United has a very specific approach to pressing too. The opposition’s goalkeeper and centre backs are generally left unchallenged, while full backs are shown the touchline rather than seriously contested. Only when the ball comes into the middle of the park do the Reds ferociously press.
In fact, something approaching a man-marking system is adopted when the ball is deep inside the opposition area. While there are many interpretations of this ploy the most likely is that Van Gaal wants the opposition to come forward and leave space behind for quick players like Angel di Maria to exploit with direct balls over the top. This is reflected in number of long balls United has attempted this season.
It is an observation that also makes sense. Pressing the opposition’s centre backs may force long balls, but United’s forwards must still work their way through an opposition defense, structure more or less intact, even if the Reds gain possession. With the current approach United might just enjoy some space behind the opposition defence.
Further, since Robin van Persie and Wayne Rooney often drift into deeper positions, United is presented with opportunities to intercept the ball in situations where a gap between opposition defenders and midfield exists. Considering that United is the most prolific side in the Premier League when it comes to scoring from outside the box, the philosophy is seemingly working.
The philosophy, however, has come at a cost. Under Moyes, United did little pressing.
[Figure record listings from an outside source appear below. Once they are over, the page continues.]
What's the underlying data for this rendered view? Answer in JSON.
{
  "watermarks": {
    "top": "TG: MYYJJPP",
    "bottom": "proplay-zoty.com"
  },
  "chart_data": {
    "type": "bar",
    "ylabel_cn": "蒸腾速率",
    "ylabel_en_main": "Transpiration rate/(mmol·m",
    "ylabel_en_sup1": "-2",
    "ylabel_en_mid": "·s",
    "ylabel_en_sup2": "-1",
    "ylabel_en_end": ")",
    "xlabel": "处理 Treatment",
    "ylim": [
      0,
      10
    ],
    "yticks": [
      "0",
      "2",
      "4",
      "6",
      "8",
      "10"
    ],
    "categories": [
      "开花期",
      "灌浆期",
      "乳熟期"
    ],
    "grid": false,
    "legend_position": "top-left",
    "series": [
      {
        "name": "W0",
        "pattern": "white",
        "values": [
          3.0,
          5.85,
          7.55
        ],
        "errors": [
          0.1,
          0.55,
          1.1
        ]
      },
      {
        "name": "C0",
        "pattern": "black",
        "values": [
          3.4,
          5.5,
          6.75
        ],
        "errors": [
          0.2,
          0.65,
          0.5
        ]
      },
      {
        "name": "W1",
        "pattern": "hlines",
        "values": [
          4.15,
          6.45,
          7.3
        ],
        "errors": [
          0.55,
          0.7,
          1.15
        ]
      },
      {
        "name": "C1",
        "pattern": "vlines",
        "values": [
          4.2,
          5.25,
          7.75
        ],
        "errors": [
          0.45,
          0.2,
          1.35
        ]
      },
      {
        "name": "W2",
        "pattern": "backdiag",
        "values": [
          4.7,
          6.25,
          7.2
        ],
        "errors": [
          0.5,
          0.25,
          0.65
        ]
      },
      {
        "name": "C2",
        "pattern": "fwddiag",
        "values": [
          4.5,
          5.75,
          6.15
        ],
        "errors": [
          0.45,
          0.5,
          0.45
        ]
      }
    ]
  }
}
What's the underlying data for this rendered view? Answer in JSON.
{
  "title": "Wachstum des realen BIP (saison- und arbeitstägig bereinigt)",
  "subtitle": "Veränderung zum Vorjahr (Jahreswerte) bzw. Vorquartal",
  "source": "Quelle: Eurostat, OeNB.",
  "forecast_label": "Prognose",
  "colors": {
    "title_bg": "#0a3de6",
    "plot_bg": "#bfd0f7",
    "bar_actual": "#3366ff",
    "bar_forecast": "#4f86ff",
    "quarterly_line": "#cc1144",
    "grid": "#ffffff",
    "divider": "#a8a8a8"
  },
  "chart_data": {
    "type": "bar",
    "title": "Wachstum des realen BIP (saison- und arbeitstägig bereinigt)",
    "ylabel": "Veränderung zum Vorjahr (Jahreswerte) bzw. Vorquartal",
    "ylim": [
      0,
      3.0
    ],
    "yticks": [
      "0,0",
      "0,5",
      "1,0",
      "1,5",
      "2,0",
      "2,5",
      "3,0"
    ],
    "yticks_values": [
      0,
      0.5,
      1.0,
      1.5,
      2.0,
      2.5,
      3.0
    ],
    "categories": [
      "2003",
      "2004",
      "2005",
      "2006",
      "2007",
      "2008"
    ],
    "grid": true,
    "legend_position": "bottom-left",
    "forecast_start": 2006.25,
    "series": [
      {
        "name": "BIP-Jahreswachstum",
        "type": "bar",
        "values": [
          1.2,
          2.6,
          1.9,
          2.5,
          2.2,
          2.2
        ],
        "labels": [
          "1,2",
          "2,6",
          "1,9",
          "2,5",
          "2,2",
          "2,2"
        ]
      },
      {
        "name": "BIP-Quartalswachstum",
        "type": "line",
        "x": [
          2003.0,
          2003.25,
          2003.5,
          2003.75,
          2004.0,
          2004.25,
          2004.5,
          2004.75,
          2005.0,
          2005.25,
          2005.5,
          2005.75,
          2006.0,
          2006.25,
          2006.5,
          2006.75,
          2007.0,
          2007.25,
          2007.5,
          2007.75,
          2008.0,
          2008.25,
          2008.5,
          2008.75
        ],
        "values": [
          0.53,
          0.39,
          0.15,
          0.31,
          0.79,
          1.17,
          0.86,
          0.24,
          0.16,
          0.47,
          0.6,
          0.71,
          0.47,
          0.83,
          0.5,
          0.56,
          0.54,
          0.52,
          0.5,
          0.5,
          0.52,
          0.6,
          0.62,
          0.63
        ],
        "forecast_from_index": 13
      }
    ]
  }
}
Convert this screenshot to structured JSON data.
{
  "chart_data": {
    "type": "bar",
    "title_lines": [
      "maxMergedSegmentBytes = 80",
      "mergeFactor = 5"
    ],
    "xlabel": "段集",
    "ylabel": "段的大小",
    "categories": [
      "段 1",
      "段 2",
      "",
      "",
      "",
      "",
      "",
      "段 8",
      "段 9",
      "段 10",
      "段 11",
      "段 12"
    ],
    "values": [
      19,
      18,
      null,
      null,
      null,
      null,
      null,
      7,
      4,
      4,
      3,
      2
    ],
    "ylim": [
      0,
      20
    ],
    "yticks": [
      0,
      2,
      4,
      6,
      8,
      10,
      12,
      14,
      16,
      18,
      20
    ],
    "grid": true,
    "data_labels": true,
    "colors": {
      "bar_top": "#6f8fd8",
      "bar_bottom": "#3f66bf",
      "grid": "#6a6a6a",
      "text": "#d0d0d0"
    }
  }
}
Under the new manager United is not only pressing, but pressing in a highly specific manner in which burst of sprints are required once the ball arrives in targeted areas of the pitch.
Pressing is a highly orchestrated affair and requires a lot of practice on the training ground. Simplistically, United’s players are in a situation where they are using muscle groups that they hadn’t used for a season. Just like joggers who didn’t stretch enough, United players have fallen foul of too many injuries.
Hamstring injuries are caused by inadequate stretching and sudden stopping and starting, while groin injuries are caused in particular by sudden changes in direction. Both have been common at Old Trafford since Van Gaal took helm.
The groin injuries suffered by Michael Carrick, Rafael da Silva, Chris Smalling and Angel di Maria, have been too common and they are caused, in particular, by sudden changes in direction.
Comparing this season’s injury count to those under Moyes reveals that United has had more hamstring injuries to date than in the whole of last season. With only 14 games played, the Reds have suffered more than a half of all groin injuries suffered last season.
di Maria has suffered both hamstring and groin injuries. It is, perhaps, no coincidence that he is United’s preeminent counter-attacking forward and a player required to do plenty of dribbling.
The evidence is anecdotal and no attempt at more rigorous methods of establishing correlation has been made. Still, the logic is convincing and, if true, United’s injury blight should alleviate as players – more importantly their muscles – get used to Van Gaal’s philosophy.
The lack of European football will also offer the United squad time to stretch into the new philosophy – just in time for next season’s Champions League. This might be especially true if the recent rumour of United’s “Gaalactico-ization” next summer is accurate.